Target argued in the trial court that Lovett’s methodology behind his 20% utilization factor was flawed because in calculating the loss in net operating income per lost parking space, he did not consider the income attributable to those spaces during peak volume periods, but instead considered the average income per space over the course of a year. Lovett testified that he properly used the average income per space because net operating income was based on rental income that did not vary during the year. He said that he had used this methodology before and had observed other appraisers use it. The State also offered evidence that Target’s own appraisal expert had utilized the same methodology in other appraisals. The trial court did not abuse its discretion in denying Target’s motion to exclude Lovett’s testimony as unreliable.

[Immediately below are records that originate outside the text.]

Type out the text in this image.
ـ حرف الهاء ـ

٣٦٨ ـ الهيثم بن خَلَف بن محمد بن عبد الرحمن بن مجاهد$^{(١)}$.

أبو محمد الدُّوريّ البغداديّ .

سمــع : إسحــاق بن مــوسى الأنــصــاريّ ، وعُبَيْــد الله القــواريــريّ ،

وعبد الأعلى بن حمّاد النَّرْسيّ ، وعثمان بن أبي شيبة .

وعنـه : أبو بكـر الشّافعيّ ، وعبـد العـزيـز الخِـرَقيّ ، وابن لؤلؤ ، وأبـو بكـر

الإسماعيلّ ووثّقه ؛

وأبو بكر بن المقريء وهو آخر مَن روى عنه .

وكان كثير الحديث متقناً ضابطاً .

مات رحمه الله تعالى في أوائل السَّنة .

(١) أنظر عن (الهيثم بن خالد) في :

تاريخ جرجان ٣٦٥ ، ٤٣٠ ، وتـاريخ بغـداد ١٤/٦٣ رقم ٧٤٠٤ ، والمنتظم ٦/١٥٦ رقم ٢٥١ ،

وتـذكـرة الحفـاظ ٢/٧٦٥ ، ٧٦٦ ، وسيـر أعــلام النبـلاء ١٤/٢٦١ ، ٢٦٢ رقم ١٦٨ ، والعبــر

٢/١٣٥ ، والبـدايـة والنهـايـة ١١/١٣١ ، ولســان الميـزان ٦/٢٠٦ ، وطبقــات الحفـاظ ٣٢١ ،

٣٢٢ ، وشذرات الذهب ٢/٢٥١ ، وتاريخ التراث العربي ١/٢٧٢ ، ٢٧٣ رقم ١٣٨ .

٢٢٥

[6] Because we have sustained the State’s first issue, we need not address its second issue, which complains that the trial court abused its discretion because its rulings were tantamount to a death-penalty sanction. We do note, however, that authority supports the State’s position that a due process analysis under TransAmerican Nat. Gas Corp. v. Powell, 811 S.W.2d 913 (Tex. 1991), is appropriate when application of the discovery rules results in merits-preclusive or death-penalty sanctions. See, e.g., Wheeler v. Green, 157 S.W.3d 439, 443 (Tex. 2005); Best, 41 S.W.3d at 147-49; Vaughn v. Ford Motor Co., 91 S.W.3d 387, 391-92 (Tex. App.—Eastland 2002, pet. denied); Crane v. Texas Dep’t Transp., 880 S.W.2d 55, 59 (Tex. App.—Tyler 1994, writ denied). We also need not address the State’s third issue.